> I find this very surprising, and you probably should too.

Why? My first assumption would be that Claude Code would be exceptionally good at writing Lean proofs, for many of the reasons given in the article. It's been on my todo list for a while to try out some of my coding workflows on proof writing. I'm glad OP did.

But why does he find this surprising? That wasn't laid out.

EDIT: To be clear, I'm talking about this bit:

> I think this is part of why Claude Code is surprisingly good at theorem proving. Lean is very strict in the programs it will accept. This makes writing Lean arduous for humans, but it means an AI agent gets detailed feedback.
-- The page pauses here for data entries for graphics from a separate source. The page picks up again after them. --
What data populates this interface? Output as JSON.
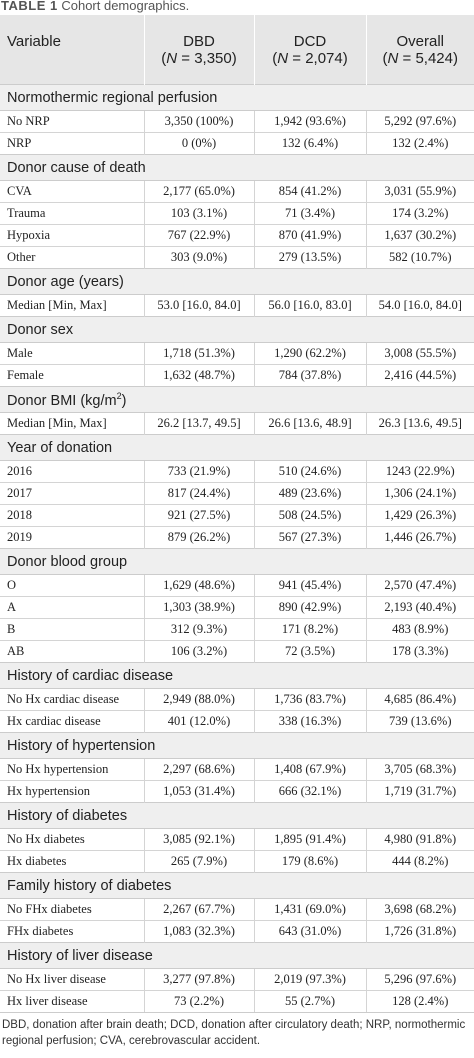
{
  "caption": {
    "label": "TABLE 1",
    "title": "Cohort demographics."
  },
  "header": {
    "variable": "Variable",
    "groups": [
      {
        "name": "DBD",
        "n_label": "N",
        "n_value": " = 3,350)"
      },
      {
        "name": "DCD",
        "n_label": "N",
        "n_value": " = 2,074)"
      },
      {
        "name": "Overall",
        "n_label": "N",
        "n_value": " = 5,424)"
      }
    ]
  },
  "sections": [
    {
      "title": "Normothermic regional perfusion",
      "rows": [
        [
          "No NRP",
          "3,350 (100%)",
          "1,942 (93.6%)",
          "5,292 (97.6%)"
        ],
        [
          "NRP",
          "0 (0%)",
          "132 (6.4%)",
          "132 (2.4%)"
        ]
      ]
    },
    {
      "title": "Donor cause of death",
      "rows": [
        [
          "CVA",
          "2,177 (65.0%)",
          "854 (41.2%)",
          "3,031 (55.9%)"
        ],
        [
          "Trauma",
          "103 (3.1%)",
          "71 (3.4%)",
          "174 (3.2%)"
        ],
        [
          "Hypoxia",
          "767 (22.9%)",
          "870 (41.9%)",
          "1,637 (30.2%)"
        ],
        [
          "Other",
          "303 (9.0%)",
          "279 (13.5%)",
          "582 (10.7%)"
        ]
      ]
    },
    {
      "title": "Donor age (years)",
      "rows": [
        [
          "Median [Min, Max]",
          "53.0 [16.0, 84.0]",
          "56.0 [16.0, 83.0]",
          "54.0 [16.0, 84.0]"
        ]
      ]
    },
    {
      "title": "Donor sex",
      "rows": [
        [
          "Male",
          "1,718 (51.3%)",
          "1,290 (62.2%)",
          "3,008 (55.5%)"
        ],
        [
          "Female",
          "1,632 (48.7%)",
          "784 (37.8%)",
          "2,416 (44.5%)"
        ]
      ]
    },
    {
      "title": "Donor BMI (kg/m",
      "sup": "2",
      "title_end": ")",
      "rows": [
        [
          "Median [Min, Max]",
          "26.2 [13.7, 49.5]",
          "26.6 [13.6, 48.9]",
          "26.3 [13.6, 49.5]"
        ]
      ]
    },
    {
      "title": "Year of donation",
      "rows": [
        [
          "2016",
          "733 (21.9%)",
          "510 (24.6%)",
          "1243 (22.9%)"
        ],
        [
          "2017",
          "817 (24.4%)",
          "489 (23.6%)",
          "1,306 (24.1%)"
        ],
        [
          "2018",
          "921 (27.5%)",
          "508 (24.5%)",
          "1,429 (26.3%)"
        ],
        [
          "2019",
          "879 (26.2%)",
          "567 (27.3%)",
          "1,446 (26.7%)"
        ]
      ]
    },
    {
      "title": "Donor blood group",
      "rows": [
        [
          "O",
          "1,629 (48.6%)",
          "941 (45.4%)",
          "2,570 (47.4%)"
        ],
        [
          "A",
          "1,303 (38.9%)",
          "890 (42.9%)",
          "2,193 (40.4%)"
        ],
        [
          "B",
          "312 (9.3%)",
          "171 (8.2%)",
          "483 (8.9%)"
        ],
        [
          "AB",
          "106 (3.2%)",
          "72 (3.5%)",
          "178 (3.3%)"
        ]
      ]
    },
    {
      "title": "History of cardiac disease",
      "rows": [
        [
          "No Hx cardiac disease",
          "2,949 (88.0%)",
          "1,736 (83.7%)",
          "4,685 (86.4%)"
        ],
        [
          "Hx cardiac disease",
          "401 (12.0%)",
          "338 (16.3%)",
          "739 (13.6%)"
        ]
      ]
    },
    {
      "title": "History of hypertension",
      "rows": [
        [
          "No Hx hypertension",
          "2,297 (68.6%)",
          "1,408 (67.9%)",
          "3,705 (68.3%)"
        ],
        [
          "Hx hypertension",
          "1,053 (31.4%)",
          "666 (32.1%)",
          "1,719 (31.7%)"
        ]
      ]
    },
    {
      "title": "History of diabetes",
      "rows": [
        [
          "No Hx diabetes",
          "3,085 (92.1%)",
          "1,895 (91.4%)",
          "4,980 (91.8%)"
        ],
        [
          "Hx diabetes",
          "265 (7.9%)",
          "179 (8.6%)",
          "444 (8.2%)"
        ]
      ]
    },
    {
      "title": "Family history of diabetes",
      "rows": [
        [
          "No FHx diabetes",
          "2,267 (67.7%)",
          "1,431 (69.0%)",
          "3,698 (68.2%)"
        ],
        [
          "FHx diabetes",
          "1,083 (32.3%)",
          "643 (31.0%)",
          "1,726 (31.8%)"
        ]
      ]
    },
    {
      "title": "History of liver disease",
      "rows": [
        [
          "No Hx liver disease",
          "3,277 (97.8%)",
          "2,019 (97.3%)",
          "5,296 (97.6%)"
        ],
        [
          "Hx liver disease",
          "73 (2.2%)",
          "55 (2.7%)",
          "128 (2.4%)"
        ]
      ]
    }
  ],
  "footnote": "DBD, donation after brain death; DCD, donation after circulatory death; NRP, normothermic regional perfusion; CVA, cerebrovascular accident."
}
I first encountered this in writing Rust programs, first with Cursor (using anthropic models), and now with Claude Code. Things have gotten better, but initially Rust was not very well represented in the training sets used, and the agents would be horrendous beginner mistakes. Writing Javascript-like code with Rust-ish syntax, and expecting it to work.
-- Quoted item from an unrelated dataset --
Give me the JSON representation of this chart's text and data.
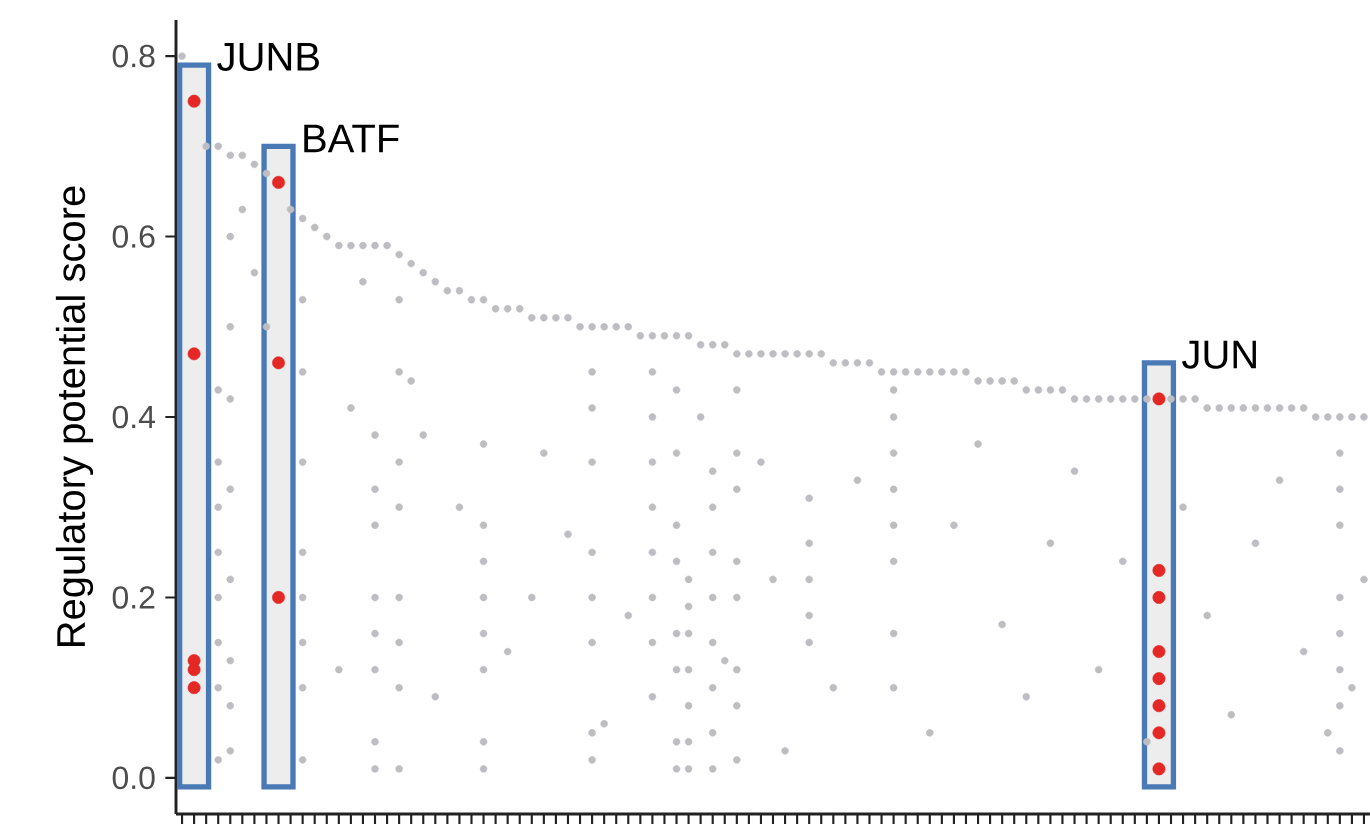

But the rustc compiler gives very good errors, with context and suggestions for fixing. In two or three iterations it would fix all the mistakes, without any need for me to get involved. And because Rust's type system and safety guarantees are so strict, by the time it gets it to compile it _probably_ works.

It's been my assumption since that experience (my first experience using a coding agent), that it would be very good at writing machine-checked proofs.